April 30, 2026 Incident Notes¶
After root disk was recovered on vm-104, k3s was running but several
gpuaas-core deployments were stuck because the desired ReplicaSets referenced
dev-control-local images. k3s attempted to pull these from Docker Hub.

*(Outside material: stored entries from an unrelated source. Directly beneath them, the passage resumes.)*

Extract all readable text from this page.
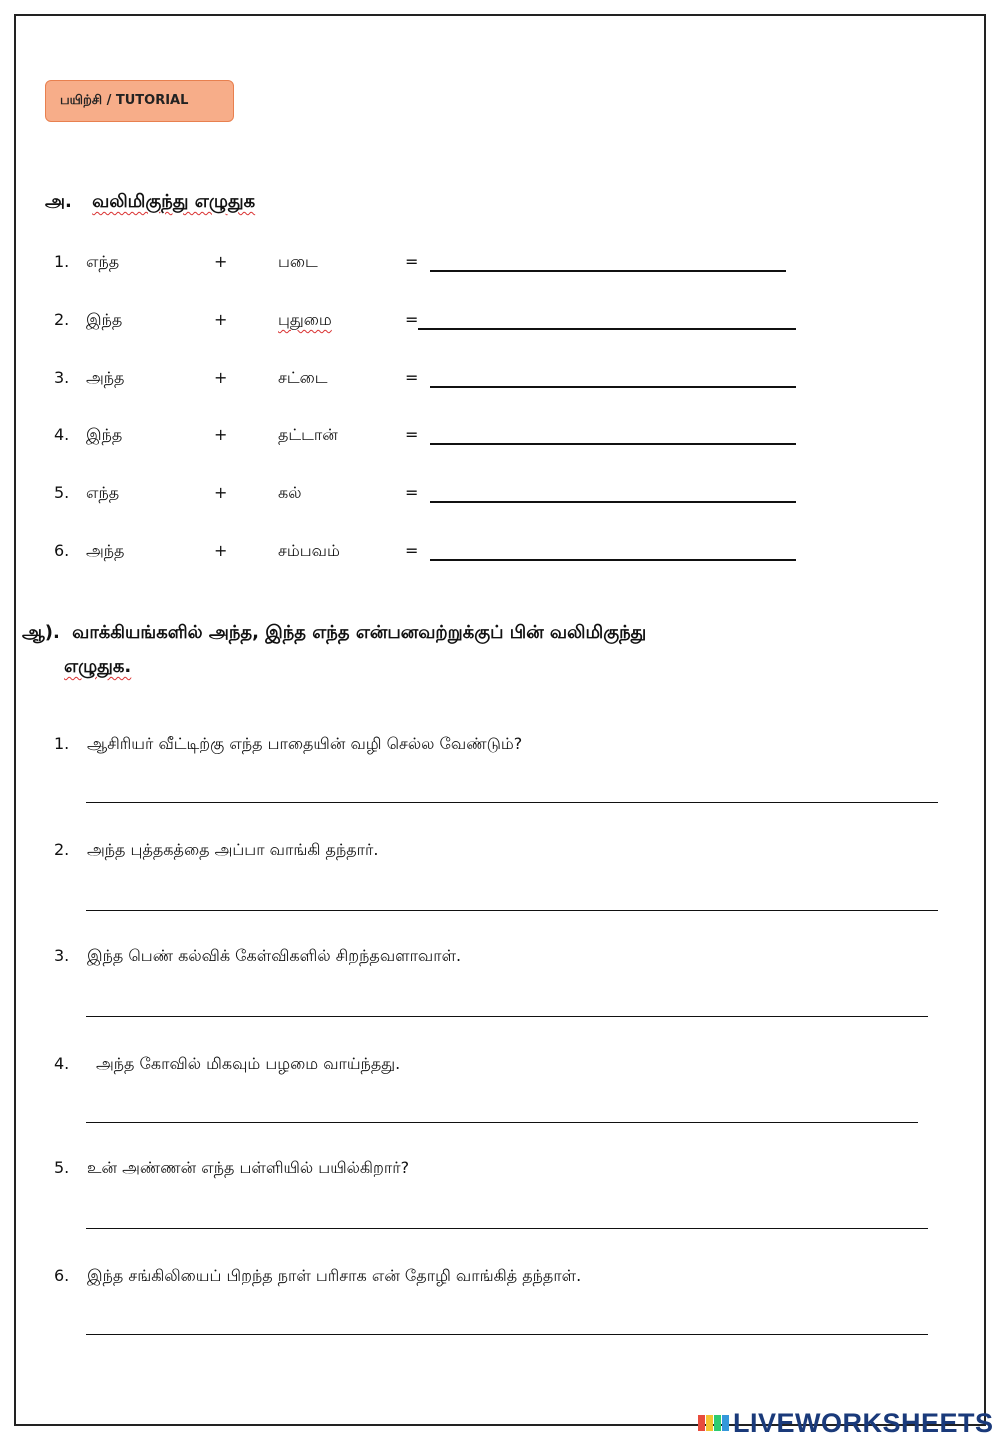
பயிற்சி / TUTORIAL
அ. வலிமிகுந்து எழுதுக
1. எந்த	+	படை	=
2. இந்த	+	புதுமை	=
3. அந்த	+	சட்டை	=
4. இந்த	+	தட்டான்	=
5. எந்த	+	கல்	=
6. அந்த	+	சம்பவம்	=
ஆ). வாக்கியங்களில் அந்த, இந்த எந்த என்பனவற்றுக்குப் பின் வலிமிகுந்து
எழுதுக.
1. ஆசிரியர் வீட்டிற்கு எந்த பாதையின் வழி செல்ல வேண்டும்?
2. அந்த புத்தகத்தை அப்பா வாங்கி தந்தார்.
3. இந்த பெண் கல்விக் கேள்விகளில் சிறந்தவளாவாள்.
4. அந்த கோவில் மிகவும் பழமை வாய்ந்தது.
5. உன் அண்ணன் எந்த பள்ளியில் பயில்கிறார்?
6. இந்த சங்கிலியைப் பிறந்த நாள் பரிசாக என் தோழி வாங்கித் தந்தாள்.
LIVEWORKSHEETS
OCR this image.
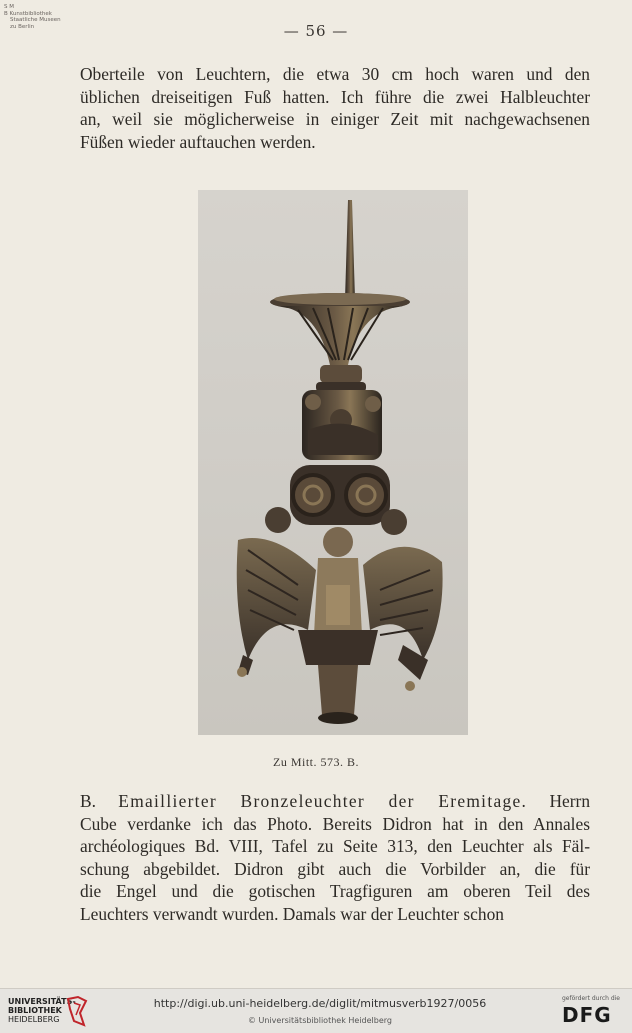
S M
B Kunstbibliothek
Staatliche Museen
zu Berlin	— 56 —
Oberteile von Leuchtern, die etwa 30 cm hoch waren und den
üblichen dreiseitigen Fuß hatten. Ich führe die zwei Halbleuchter
an, weil sie möglicherweise in einiger Zeit mit nachgewachsenen
Füßen wieder auftauchen werden.
Zu Mitt. 573. B.
B. Emaillierter Bronzeleuchter der Eremitage. Herrn
Cube verdanke ich das Photo. Bereits Didron hat in den Annales
archéologiques Bd. VIII, Tafel zu Seite 313, den Leuchter als Fäl-
schung abgebildet. Didron gibt auch die Vorbilder an, die für
die Engel und die gotischen Tragfiguren am oberen Teil des
Leuchters verwandt wurden. Damals war der Leuchter schon
UNIVERSITÄTS-
BIBLIOTHEK
HEIDELBERG
http://digi.ub.uni-heidelberg.de/diglit/mitmusverb1927/0056
© Universitätsbibliothek Heidelberg
gefördert durch die
DFG
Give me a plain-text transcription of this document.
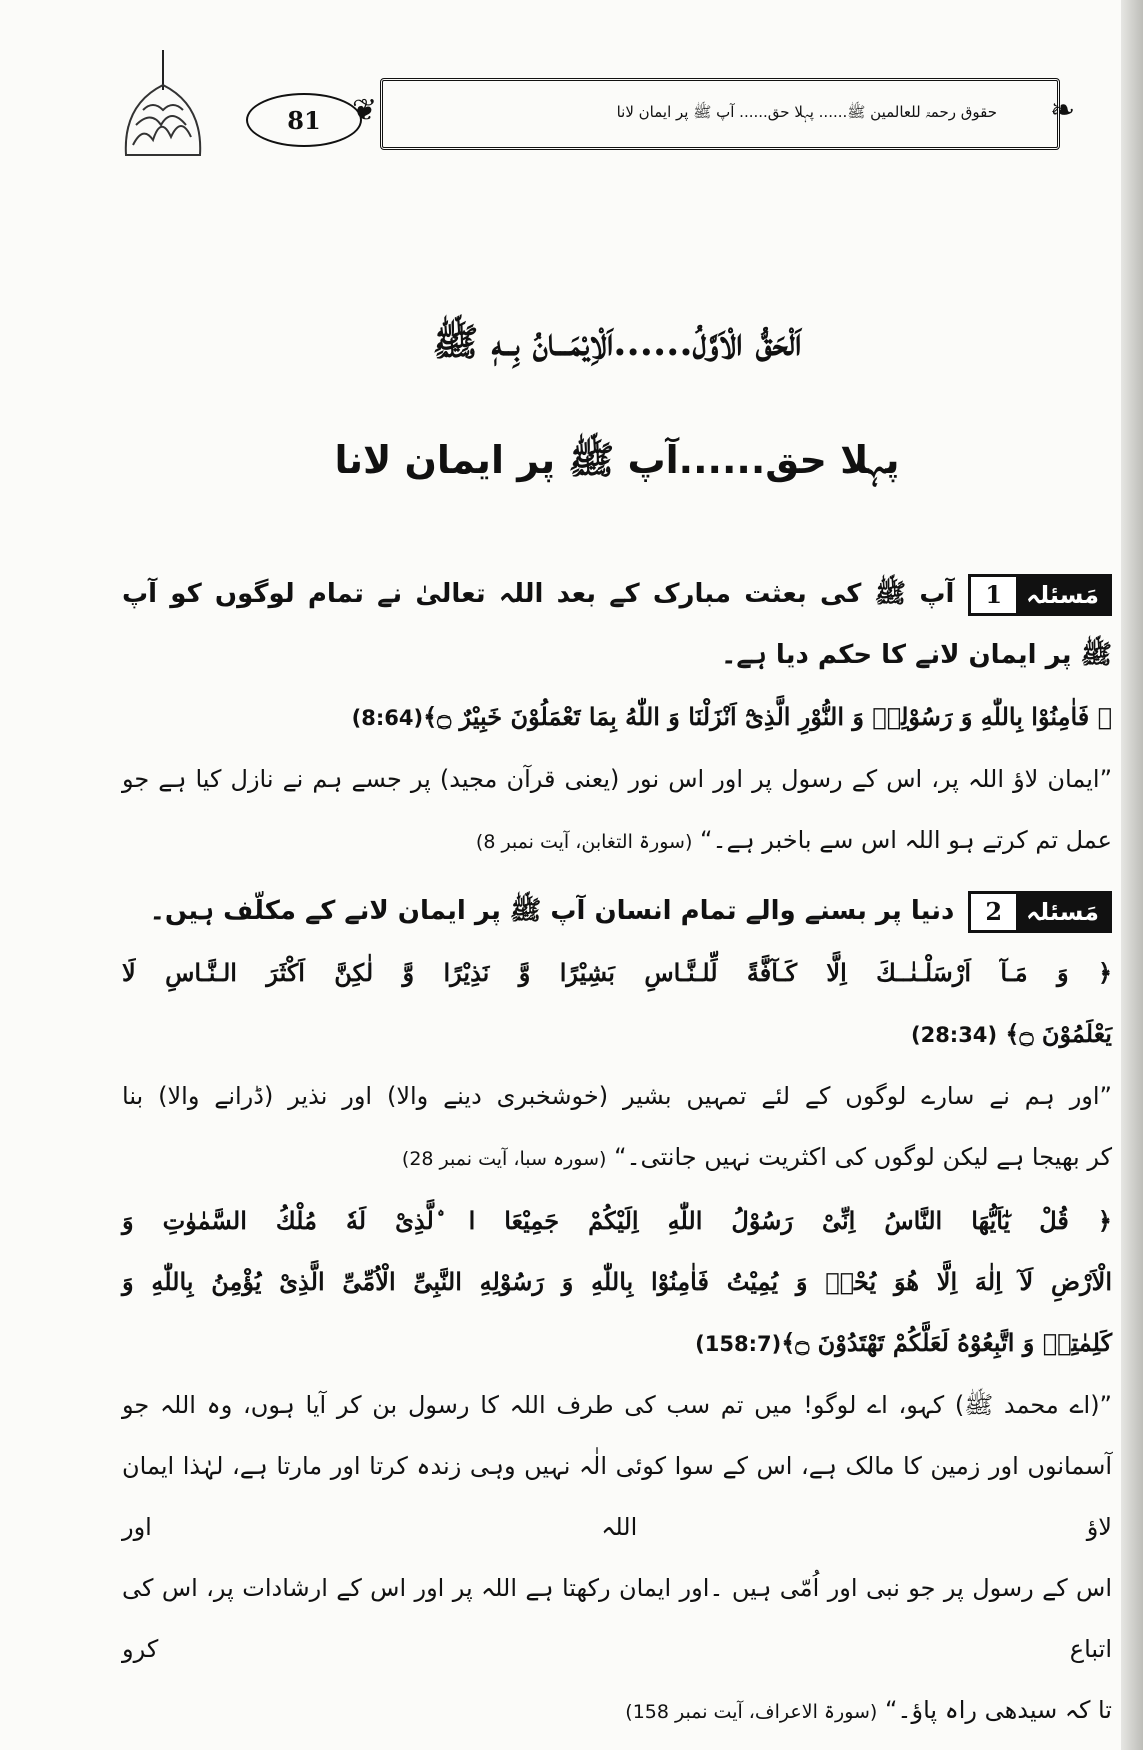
81	❦	حقوق رحمۃ للعالمین ﷺ...... پہلا حق...... آپ ﷺ پر ایمان لانا ❧
اَلْحَقُّ الْاَوَّلُ......اَلْاِیْمَـــانُ بِــهٖ ﷺ
پہلا حق......آپ ﷺ پر ایمان لانا
مَسئلہ
1
آپ ﷺ کی بعثت مبارک کے بعد اللہ تعالیٰ نے تمام لوگوں کو آپ
ﷺ پر ایمان لانے کا حکم دیا ہے۔
﴿ فَاٰمِنُوْا بِاللّٰهِ وَ رَسُوْلِهٖ وَ النُّوْرِ الَّذِیْٓ اَنْزَلْنَا وَ اللّٰهُ بِمَا تَعْمَلُوْنَ خَبِیْرٌ ۝﴾(8:64)
”ایمان لاؤ اللہ پر، اس کے رسول پر اور اس نور (یعنی قرآن مجید) پر جسے ہم نے نازل کیا ہے جو
عمل تم کرتے ہو اللہ اس سے باخبر ہے۔“ (سورۃ التغابن، آیت نمبر 8)
مَسئلہ
2
دنیا پر بسنے والے تمام انسان آپ ﷺ پر ایمان لانے کے مکلّف ہیں۔
﴿ وَ مَـآ اَرْسَلْـنٰــكَ اِلَّا كَـآفَّةً لِّلـنَّـاسِ بَشِیْرًا وَّ نَذِیْرًا وَّ لٰكِنَّ اَكْثَرَ الـنَّـاسِ لَا
یَعْلَمُوْنَ ۝﴾ (28:34)
”اور ہم نے سارے لوگوں کے لئے تمہیں بشیر (خوشخبری دینے والا) اور نذیر (ڈرانے والا) بنا
کر بھیجا ہے لیکن لوگوں کی اکثریت نہیں جانتی۔“ (سورہ سبا، آیت نمبر 28)
﴿ قُلْ یٰٓاَیُّهَا النَّاسُ اِنِّیْ رَسُوْلُ اللّٰهِ اِلَیْكُمْ جَمِیْعَا ا ۨلَّذِیْ لَهٗ مُلْكُ السَّمٰوٰتِ وَ
الْاَرْضِ لَآ اِلٰهَ اِلَّا هُوَ یُحْیٖ وَ یُمِیْتُ فَاٰمِنُوْا بِاللّٰهِ وَ رَسُوْلِهِ النَّبِیِّ الْاُمِّیِّ الَّذِیْ یُؤْمِنُ بِاللّٰهِ وَ
كَلِمٰتِهٖ وَ اتَّبِعُوْهُ لَعَلَّكُمْ تَهْتَدُوْنَ ۝﴾(158:7)
”(اے محمد ﷺ) کہو، اے لوگو! میں تم سب کی طرف اللہ کا رسول بن کر آیا ہوں، وہ اللہ جو
آسمانوں اور زمین کا مالک ہے، اس کے سوا کوئی الٰہ نہیں وہی زندہ کرتا اور مارتا ہے، لہٰذا ایمان لاؤ اللہ اور
اس کے رسول پر جو نبی اور اُمّی ہیں ۔اور ایمان رکھتا ہے اللہ پر اور اس کے ارشادات پر، اس کی اتباع کرو
تا کہ سیدھی راہ پاؤ۔“ (سورۃ الاعراف، آیت نمبر 158)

Recovery
was to patch the deployments back to a complete registry-qualified runtime tag
already present on the host:
After patching image refs, all rollouts completed and stale
ContainerStatusUnknown / Completed / Error pods were deleted.
Follow-Up¶
- Keep CI and frontend E2E workspaces on
/ai-cloud-data, not/. - Keep Docker log rotation and the daily cleanup timer from
Platform_Control_Disk_Cleanup_Runbook.md. - Prefer registry-qualified deployment images for platform-control; unqualified
gpuaas-*:dev-control-localtags are fragile unless explicitly imported into k3s containerd. - Add a CI/release guard that rejects platform-control manifests containing
unqualified
gpuaas-*:dev-control-localimage refs.